I remembered how quickly Bryan had turned up out of the blue on Friday. He must have heard about the double-hide on the radio and come straight away to nose around. I bet he was looking for the missing Honeychurch silver coins.

I picked up the ordnance survey map and spread it over the bench seat.

It was a detailed map of the Honeychurch Hall estate.

Bryan had painstakingly labeled everything—the Hall, the Carriage House, stable yard, Jane's Cottage, Eric's scrapyard and caravan, the Honeychurch Hall cottages next to the Victorian walled garden, Edith's equine cemetery, the Victorian grotto, the sunken garden, stumpery—even a boating lake and boathouse that I did not know existed.

Illegible hieroglyphics in tiny spider scrawl were scattered across the map. A blue line had been drawn in to mark the underground tunnel from the Hall to the exit on Cavalier Lane. A grid covered Harry's pillow mounds behind Jane's Cottage. It looked as if Bryan had been systematically working his way across the field.

Of course he had wanted to talk to Joan Stark. She'd lived at Jane's Cottage with her family and he probably thought she might have had a lucid moment and remembered something important.

The camper van door opened with a crash. Startled, I leapt to my feet and promptly hit my head on the roof, tripped over the coil again, lost my balance and fell onto Shawn who then lost his. We both tumbled out onto the muddy grass in an embarrassing heap with my face practically buried into the crotch of his trousers.

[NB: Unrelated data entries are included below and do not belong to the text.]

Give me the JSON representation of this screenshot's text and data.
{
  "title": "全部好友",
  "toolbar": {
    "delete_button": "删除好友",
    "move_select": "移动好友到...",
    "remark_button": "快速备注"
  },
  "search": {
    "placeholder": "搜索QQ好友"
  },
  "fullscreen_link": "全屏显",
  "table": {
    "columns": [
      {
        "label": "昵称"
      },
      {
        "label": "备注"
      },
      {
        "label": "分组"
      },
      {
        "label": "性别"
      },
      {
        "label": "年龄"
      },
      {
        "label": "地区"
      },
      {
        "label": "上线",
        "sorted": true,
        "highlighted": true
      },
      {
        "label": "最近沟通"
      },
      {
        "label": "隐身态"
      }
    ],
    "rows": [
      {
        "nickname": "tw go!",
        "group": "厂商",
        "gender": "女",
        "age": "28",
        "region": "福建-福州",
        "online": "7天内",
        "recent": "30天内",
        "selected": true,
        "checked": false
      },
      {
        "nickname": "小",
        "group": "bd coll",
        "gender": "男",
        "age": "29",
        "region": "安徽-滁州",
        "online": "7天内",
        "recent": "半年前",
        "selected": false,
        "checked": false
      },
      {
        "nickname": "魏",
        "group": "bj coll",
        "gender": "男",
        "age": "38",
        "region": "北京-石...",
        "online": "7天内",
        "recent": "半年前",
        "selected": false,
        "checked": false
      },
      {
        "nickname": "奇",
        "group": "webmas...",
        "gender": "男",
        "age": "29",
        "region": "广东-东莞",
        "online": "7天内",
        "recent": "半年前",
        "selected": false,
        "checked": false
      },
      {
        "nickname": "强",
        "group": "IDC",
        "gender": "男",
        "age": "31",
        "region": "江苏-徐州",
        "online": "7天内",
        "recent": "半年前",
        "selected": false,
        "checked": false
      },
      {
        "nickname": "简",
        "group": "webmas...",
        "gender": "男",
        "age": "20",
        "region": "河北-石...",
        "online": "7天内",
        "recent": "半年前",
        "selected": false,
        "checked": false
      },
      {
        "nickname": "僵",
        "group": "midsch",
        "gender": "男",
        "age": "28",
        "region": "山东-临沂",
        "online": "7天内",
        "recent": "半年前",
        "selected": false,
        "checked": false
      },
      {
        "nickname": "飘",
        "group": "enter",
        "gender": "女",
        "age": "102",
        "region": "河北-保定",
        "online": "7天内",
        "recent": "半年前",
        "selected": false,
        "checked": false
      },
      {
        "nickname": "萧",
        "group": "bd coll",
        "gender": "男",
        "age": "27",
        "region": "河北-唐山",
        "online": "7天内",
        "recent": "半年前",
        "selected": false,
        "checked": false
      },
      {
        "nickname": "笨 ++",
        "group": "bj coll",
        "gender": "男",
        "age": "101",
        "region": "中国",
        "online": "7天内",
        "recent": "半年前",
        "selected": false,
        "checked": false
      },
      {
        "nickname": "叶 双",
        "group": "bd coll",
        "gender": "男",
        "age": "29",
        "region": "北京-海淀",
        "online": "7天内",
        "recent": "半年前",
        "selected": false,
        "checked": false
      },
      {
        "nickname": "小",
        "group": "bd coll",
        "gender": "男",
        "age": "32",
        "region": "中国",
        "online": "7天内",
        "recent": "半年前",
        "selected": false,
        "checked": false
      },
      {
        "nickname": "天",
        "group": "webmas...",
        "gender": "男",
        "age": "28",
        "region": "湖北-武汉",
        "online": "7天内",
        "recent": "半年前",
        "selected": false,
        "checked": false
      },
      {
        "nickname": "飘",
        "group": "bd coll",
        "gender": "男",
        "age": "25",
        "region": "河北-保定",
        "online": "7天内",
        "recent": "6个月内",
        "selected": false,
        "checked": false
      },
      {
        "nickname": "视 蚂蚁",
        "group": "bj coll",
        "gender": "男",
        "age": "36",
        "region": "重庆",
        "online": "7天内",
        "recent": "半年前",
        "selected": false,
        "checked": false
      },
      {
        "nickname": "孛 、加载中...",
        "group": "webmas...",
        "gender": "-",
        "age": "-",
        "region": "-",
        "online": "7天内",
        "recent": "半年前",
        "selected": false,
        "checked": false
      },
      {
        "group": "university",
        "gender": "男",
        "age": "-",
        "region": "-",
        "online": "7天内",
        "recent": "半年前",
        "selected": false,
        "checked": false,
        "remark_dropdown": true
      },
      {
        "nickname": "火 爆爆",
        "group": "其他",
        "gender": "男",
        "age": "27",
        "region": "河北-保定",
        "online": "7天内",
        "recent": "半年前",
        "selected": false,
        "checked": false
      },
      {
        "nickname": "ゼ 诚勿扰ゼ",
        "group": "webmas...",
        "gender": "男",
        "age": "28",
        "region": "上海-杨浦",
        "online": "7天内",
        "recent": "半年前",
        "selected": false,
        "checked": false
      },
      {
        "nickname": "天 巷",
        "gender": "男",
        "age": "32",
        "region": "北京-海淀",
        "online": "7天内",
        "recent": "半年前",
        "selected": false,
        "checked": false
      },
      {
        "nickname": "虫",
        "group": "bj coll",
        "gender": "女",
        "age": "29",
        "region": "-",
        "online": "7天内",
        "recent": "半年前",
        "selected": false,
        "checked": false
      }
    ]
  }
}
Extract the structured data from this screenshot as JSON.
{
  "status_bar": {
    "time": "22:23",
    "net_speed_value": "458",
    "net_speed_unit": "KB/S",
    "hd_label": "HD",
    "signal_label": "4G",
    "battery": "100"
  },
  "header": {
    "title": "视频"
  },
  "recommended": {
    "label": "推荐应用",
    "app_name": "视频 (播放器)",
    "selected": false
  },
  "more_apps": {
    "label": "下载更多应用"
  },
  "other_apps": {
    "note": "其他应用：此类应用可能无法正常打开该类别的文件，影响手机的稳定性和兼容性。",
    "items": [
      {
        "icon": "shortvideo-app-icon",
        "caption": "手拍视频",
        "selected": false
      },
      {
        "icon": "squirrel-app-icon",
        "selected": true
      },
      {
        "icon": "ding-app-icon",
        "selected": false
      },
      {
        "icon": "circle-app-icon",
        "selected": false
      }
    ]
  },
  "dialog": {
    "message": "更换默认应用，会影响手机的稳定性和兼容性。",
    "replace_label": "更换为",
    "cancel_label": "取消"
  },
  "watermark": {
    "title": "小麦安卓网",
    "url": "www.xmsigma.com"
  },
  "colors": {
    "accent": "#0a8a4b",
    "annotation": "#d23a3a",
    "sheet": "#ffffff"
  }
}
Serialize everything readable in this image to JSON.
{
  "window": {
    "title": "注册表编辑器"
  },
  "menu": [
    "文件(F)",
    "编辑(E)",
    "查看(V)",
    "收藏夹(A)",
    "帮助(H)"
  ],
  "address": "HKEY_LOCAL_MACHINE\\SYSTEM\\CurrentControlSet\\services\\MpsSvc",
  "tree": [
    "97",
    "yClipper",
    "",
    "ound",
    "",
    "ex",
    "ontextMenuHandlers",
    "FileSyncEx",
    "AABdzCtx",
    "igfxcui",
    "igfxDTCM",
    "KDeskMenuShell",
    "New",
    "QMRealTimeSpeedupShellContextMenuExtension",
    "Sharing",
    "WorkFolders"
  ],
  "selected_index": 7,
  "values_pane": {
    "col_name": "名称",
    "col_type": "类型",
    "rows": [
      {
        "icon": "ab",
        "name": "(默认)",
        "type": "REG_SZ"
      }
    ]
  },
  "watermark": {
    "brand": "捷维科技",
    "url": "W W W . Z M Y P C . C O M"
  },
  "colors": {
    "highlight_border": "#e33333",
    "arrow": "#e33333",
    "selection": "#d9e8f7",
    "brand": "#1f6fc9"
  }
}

“I'm so sorry,” I mumbled and struggled to push myself away without touching his legs only to collapse on him face-first
again
.

“Your elbow!” Shawn yelped.

“Oh God!” I was utterly mortified and hurled myself sideways, straight into a puddle of muddy water.

“Here, take my hand,” said Shawn in a voice that definitely sounded a couple of decibels higher than it had this morning.

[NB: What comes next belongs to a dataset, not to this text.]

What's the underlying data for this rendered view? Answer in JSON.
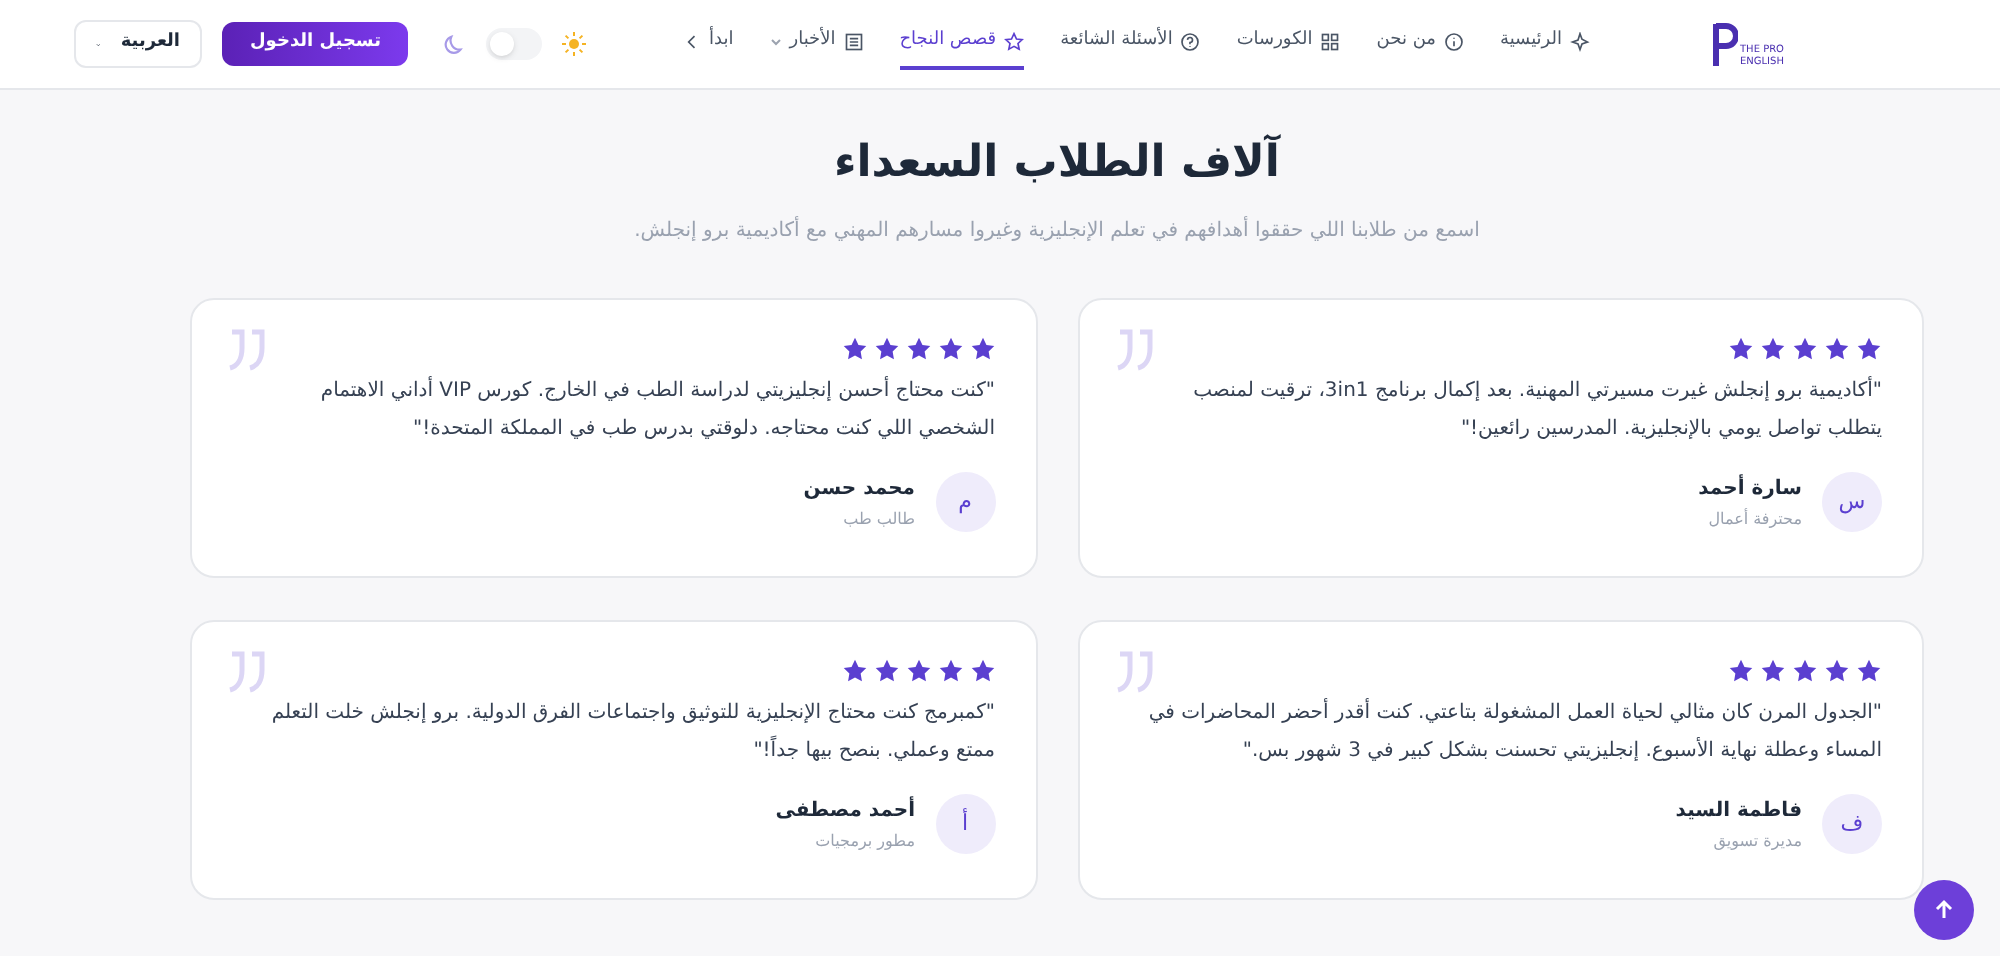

“I am so sorry,” I stammered. “You startled me.”

“So I see,” he squeaked.

“I was going to phone you about the camper van but it started to rain—”

“I hope you haven't touched anything.”

I held up my gloved hands that were now soaked with muddy water. The rain started to come down again.

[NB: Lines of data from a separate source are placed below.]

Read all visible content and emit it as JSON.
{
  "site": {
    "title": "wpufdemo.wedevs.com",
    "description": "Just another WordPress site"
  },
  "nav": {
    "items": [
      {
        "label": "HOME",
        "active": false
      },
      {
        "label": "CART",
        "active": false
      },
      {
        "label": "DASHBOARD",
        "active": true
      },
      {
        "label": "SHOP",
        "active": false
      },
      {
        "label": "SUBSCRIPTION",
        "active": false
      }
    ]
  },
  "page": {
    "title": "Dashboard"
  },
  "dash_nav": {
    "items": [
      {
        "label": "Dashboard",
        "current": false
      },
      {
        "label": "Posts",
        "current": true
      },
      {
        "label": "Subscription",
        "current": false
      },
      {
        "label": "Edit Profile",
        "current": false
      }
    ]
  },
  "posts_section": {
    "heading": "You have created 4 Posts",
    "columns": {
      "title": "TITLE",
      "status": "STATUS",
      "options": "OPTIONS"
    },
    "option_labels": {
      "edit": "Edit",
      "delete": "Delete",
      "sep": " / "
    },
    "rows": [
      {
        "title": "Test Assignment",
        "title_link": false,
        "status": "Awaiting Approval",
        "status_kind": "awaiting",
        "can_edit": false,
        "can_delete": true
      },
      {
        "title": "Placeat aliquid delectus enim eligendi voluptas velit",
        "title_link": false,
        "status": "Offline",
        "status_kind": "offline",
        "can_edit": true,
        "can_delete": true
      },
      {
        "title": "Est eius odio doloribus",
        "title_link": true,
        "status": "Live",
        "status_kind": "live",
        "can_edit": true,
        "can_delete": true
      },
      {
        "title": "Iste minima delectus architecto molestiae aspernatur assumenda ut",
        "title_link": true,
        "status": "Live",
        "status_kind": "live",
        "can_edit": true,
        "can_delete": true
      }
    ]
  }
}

“Let's get inside.” Shawn gallantly helped me back into the camper van and pulled the door shut behind us.

“You've got mud on your nose,” he said shyly.

“So do you.” And he had.

We both self-consciously touched our noses.

It was the second time that day that I had found myself in an enclosed space with Detective Inspector Shawn Cropper. This time I was acutely aware of a strange tension between us. Shawn's face was flushed. His curly hair was wet with the rain and I knew that mine had expanded into a wild bush, just as it always did in wet weather.

“You look like Electra, the Twenty-seven-thousand Volts Girl,” he said lightly. “I can certainly feel the electricity in here, can't you?”

I blushed and felt oddly pleased. Was he actually flirting with me?

“What's that?” he asked on spotting the ordnance survey map and our moment was broken. “I told you not to touch anything.”

I was going to lie and say that the map had already been there but decided against it.

“So this was what Bryan was up to,” said Shawn. “I had my suspicions.”

“And the tools that were found in the double-hide must have confirmed that the Honeychurches really
had
minted the coins here,” I said.

Shaw donned his disposable latex gloves and started going through the cardboard box. At the bottom was a Ziploc bag.

“Ah-ha!” he exclaimed. “I can never resist a Ziploc bag.”

“What is it?”

“It looks like a receipt book,” Shawn said with growing excitement. “Bryan was onto something. Has anyone told you about the role the Earl of Grenville played in the English Civil War?”

“I've heard bits,” I said. “Rupert felt that the coins had been buried somewhere on the estate when the Royalists had to retreat.”